Apresentei-me como espectador único e fiquei curioso, olhando a operação.
Tio
Gaspar amarrou uma soga no pé do cabrito e passou a corda num galho de uma
árvore, deixando-o dependurado. O bicho ficou berrando feito louco. Colocou uma
bacia grande no chão, debaixo, puxou uma faca e segurando o animal, fechando
sua boca, passou a lâmina debaixo do pescoço, degolando-o. O sangue caiu dentro
da bacia. Não me assustei com o espetáculo.
Morto o bicho, amarrou uma segunda corda no outro pé, de maneira a ficar
com as pernas abertas, facilitando a tirada do couro.
Ia
me explicando - tem que cuidar para não fazer furo no couro. Ao abrir o ventre
com um corte vertical, disse – tem que cuidar para não furar as tripas e por aí
a fora. Colocou as vísceras na bacia já lavada pela tia Carula e foi me dando a
primeira aula de anatomia em um mamífero. Apontou com a faca e disse – coração,
em outra víscera disse – figo – e depois – os bofe. Esfolado o cabrito,
deixou-o cortado ao meio no sentido vertical e dependurado na árvore, bem alto
do chão até o outro dia quando estaria “oreado” e seria espetado para o
churrasco dominical.

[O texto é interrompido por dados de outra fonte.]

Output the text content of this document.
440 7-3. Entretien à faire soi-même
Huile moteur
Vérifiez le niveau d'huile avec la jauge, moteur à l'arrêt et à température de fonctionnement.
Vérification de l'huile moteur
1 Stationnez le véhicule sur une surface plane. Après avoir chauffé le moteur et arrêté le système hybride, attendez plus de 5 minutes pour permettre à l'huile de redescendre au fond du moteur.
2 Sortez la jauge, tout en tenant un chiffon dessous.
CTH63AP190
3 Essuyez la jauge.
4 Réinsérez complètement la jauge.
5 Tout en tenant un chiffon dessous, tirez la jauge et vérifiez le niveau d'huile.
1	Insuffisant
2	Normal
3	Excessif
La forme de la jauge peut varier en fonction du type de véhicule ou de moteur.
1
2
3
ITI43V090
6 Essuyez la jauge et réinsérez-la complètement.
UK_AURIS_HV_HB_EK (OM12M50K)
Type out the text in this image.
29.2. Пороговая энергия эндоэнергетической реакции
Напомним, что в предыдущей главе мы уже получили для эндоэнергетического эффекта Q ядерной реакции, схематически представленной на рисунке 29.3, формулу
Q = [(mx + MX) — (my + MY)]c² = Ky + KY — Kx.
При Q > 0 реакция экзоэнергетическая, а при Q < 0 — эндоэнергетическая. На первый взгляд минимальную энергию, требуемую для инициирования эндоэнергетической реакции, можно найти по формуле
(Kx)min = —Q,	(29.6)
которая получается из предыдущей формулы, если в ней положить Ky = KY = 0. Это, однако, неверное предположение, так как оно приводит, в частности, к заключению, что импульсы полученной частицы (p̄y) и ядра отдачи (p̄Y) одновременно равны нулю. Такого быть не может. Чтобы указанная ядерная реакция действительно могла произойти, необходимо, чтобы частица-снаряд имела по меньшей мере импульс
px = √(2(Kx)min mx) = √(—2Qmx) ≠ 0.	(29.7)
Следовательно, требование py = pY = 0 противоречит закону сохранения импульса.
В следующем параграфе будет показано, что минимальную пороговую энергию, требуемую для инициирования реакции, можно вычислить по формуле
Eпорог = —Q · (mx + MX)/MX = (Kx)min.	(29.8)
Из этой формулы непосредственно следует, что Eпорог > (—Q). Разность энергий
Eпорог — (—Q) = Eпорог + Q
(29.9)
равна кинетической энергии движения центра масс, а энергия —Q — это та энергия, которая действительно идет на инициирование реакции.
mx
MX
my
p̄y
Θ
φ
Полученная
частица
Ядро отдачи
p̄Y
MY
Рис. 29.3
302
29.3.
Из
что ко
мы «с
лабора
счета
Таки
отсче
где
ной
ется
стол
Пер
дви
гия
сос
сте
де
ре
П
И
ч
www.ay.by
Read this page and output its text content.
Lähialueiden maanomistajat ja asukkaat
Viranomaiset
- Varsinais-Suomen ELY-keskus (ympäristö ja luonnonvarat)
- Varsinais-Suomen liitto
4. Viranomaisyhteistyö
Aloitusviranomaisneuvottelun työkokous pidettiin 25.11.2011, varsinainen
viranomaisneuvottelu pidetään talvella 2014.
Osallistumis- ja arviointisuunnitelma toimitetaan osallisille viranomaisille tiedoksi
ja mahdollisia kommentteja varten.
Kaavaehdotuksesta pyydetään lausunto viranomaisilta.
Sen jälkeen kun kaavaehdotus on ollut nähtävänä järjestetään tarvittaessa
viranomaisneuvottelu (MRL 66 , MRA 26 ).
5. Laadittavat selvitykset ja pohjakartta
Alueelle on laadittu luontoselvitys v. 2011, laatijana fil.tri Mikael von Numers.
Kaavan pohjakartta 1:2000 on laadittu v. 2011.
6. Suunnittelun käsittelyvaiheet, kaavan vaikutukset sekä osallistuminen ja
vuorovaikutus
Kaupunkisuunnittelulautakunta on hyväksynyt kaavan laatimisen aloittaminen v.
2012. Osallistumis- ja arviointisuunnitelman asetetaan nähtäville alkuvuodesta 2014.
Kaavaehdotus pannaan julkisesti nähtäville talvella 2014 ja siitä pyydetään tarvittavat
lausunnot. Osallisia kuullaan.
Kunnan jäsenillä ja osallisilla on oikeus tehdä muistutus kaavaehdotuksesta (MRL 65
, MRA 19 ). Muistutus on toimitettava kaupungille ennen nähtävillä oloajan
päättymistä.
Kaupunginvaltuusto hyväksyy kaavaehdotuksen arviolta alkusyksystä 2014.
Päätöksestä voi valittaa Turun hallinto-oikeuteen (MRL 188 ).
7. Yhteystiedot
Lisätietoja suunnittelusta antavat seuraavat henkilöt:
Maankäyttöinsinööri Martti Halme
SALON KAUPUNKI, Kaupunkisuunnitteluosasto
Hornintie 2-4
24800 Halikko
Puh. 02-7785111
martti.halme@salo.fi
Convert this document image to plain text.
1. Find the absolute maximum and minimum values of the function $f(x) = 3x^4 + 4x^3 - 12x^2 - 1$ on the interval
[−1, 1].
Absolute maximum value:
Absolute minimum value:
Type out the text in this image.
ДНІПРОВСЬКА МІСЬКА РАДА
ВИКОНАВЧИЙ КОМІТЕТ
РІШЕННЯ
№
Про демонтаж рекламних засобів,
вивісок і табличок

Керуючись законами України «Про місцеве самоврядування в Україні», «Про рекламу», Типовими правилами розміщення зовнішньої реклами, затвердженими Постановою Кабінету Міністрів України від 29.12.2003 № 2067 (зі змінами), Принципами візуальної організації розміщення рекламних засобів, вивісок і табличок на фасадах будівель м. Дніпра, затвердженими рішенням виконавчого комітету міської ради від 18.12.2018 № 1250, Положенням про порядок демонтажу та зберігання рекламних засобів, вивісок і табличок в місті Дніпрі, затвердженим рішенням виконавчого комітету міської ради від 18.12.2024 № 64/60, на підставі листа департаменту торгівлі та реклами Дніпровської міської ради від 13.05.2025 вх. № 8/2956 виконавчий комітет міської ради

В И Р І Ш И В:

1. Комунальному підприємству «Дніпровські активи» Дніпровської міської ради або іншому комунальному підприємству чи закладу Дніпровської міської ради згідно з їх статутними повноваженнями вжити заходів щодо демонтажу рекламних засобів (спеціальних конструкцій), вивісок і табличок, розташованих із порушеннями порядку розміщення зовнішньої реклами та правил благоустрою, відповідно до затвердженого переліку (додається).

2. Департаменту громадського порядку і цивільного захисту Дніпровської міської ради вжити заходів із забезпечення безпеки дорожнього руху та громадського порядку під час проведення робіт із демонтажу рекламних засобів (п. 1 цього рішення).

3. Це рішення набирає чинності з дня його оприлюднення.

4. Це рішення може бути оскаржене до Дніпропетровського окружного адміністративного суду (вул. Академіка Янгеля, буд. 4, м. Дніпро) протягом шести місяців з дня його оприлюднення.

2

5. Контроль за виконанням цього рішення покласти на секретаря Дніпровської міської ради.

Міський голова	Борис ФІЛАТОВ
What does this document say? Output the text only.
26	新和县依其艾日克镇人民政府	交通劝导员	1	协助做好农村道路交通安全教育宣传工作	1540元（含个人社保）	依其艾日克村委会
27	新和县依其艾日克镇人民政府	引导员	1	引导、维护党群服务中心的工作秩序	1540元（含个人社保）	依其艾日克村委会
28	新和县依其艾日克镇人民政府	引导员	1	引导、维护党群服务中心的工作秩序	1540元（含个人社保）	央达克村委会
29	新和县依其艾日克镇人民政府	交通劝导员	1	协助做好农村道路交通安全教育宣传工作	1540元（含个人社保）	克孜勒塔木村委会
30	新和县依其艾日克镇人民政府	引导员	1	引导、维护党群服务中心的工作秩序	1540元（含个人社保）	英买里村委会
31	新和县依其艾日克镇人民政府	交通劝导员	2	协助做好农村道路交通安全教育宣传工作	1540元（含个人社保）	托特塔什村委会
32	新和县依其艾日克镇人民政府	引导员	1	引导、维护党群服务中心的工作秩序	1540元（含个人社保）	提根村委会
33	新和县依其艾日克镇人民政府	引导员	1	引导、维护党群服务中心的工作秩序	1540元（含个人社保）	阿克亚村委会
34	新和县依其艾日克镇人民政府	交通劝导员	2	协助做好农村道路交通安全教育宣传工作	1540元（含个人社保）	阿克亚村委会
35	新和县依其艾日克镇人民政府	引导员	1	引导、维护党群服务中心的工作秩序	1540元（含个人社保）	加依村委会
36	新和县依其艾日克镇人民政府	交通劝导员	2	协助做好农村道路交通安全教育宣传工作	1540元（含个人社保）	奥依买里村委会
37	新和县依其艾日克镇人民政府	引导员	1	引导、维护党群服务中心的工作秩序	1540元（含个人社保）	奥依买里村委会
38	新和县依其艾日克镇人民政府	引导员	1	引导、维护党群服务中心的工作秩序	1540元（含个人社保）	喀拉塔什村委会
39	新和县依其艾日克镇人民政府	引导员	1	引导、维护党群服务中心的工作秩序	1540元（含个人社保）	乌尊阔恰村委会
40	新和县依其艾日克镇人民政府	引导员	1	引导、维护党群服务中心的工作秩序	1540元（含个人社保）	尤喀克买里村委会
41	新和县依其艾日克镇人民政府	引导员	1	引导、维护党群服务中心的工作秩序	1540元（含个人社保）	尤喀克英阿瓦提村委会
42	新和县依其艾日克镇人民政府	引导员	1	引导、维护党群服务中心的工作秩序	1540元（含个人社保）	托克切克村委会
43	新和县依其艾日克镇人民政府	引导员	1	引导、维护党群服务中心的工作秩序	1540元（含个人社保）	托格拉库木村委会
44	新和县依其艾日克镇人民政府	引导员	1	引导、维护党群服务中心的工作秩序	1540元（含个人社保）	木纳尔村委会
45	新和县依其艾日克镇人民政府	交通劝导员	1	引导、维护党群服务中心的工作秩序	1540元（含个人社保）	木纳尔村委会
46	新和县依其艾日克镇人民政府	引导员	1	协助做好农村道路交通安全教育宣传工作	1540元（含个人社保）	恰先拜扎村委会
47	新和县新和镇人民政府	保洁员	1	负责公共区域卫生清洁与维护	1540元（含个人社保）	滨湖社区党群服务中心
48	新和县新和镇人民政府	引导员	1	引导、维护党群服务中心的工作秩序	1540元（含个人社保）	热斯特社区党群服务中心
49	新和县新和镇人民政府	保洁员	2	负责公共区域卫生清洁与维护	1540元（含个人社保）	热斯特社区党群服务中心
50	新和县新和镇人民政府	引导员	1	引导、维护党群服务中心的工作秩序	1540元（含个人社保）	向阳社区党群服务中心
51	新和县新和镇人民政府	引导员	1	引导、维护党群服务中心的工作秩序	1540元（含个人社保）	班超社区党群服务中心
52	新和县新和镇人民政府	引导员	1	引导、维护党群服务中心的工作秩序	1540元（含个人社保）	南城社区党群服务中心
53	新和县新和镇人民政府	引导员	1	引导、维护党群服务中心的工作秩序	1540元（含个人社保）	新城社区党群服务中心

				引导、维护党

Creio que era aniversário do meu avô, naquela altura da
vida já viúvo.
Perto
das casas e na beira do rio, um enorme galpão com um corredor no meio que
abrigava as éguas e o garanhão (meu avô tinha um haras e criava cavalos Puro
Sangue Inglês, com registros no Stud Boock do Rio de Janeiro). Menino ainda, eu
dedilhava as comunicações de coberturas e nascimentos dos equinos na máquina de
escrever do pai, uma Royal e as enviava pelo correio.
Quando
fiz nove anos, meu avô Leopoldo adquiriu dois petiços para seus netos de
Lajeado e Cruzeiro do Sul. Todos os sábados, depois do meio dia, eu ou meu
irmão Luciano o acompanhávamos até a casa de seu genro, tio Osvaldo Lopes, em
Cruzeiro do Sul, para que um dos meus três primos, Gabí, Marino ou Ciro se
juntasse a nós na viagem até a chácara, 14 km de Lajeado, costeando o rio
Taquari abaixo. Pode se imaginar o orgulho de viajar montado, com dois netos
tagarelas e ávidos de conhecimento.
Tio
Gaspar já estava nos esperando, desencilhava os três animais e os conduzia a um
potreiro pequeno. Dalí em diante, ficava com os guris enquanto meu avô
conversava com o Neco. Sempre tinha alguma novidade para mostrar. Um ninho de
Quero-Quero com dois filhotes no potreiro, uma toca de “largato” (ele espetava
uma vara na toca e o fazia sair apavorado) para alegria nossa, que estávamos
seguros em cima de uma taipa de pedra. Informava-nos o nome das éguas e dos
potros. O pai era o cavalo argentino que meu avô mandara comprar, seu nome era
El Raro, preto lustroso, sinal branco na cabeça e quatro patas brancas. Era uma
beleza de se ver. Era uma fera e jamais foi montado. Nos levava até o fundo do
potreiro onde havia um açude para ver garças, frangos d‘água e socós. Sabia os nomes de todas as aves. Nos
levava a pescar lambaris na beira do rio. Sabia onde havia amoras, pitangas,
coquinhos e butiás. No rio Taquari, havia a cachoeira e a passagem de barcos
era próxima à barranca e o lugar chamava-se “furado”. Havia trânsito contínuo
de barcos no rio Taquari.
Tio
Gaspar passava o sábado e o domingo junto aos guris, protegendo-os dos perigos
dos animais e ensinando os nomes das coisas que os meninos da cidade não
conheciam. Aprendemos muitas coisas com ele, inclusive desconhecendo para
sempre o preconceito racial.
Quando
um produtor rural trazia uma égua no cio para cobertura, era o tio Gaspar o
encarregado de nos levar para um lugar afastado. Um dia, ouvimos o Neco
informar o dono da égua no momento da entrega – foi “servida” duas vezes.
Tia
Carula, nas safras de goiaba e marmelo ia, inicialmente a pé e depois pelo
ônibus para Cruzeiro do Sul, na casa de minha tia Zaira e em Lajeado na nossa,
tomando a frente da produção de marmelada e goiabada para consumo da família
durante o ano. Era tratada com carinho e, lembro ainda, dormia num quarto do
galpão, usava o banheiro do peão e fazia suas refeições em separado, segundo os
costumes da época.
Sua
foto com minha irmã Leonor no colo lá por 1930 (talvez a única da vida dela)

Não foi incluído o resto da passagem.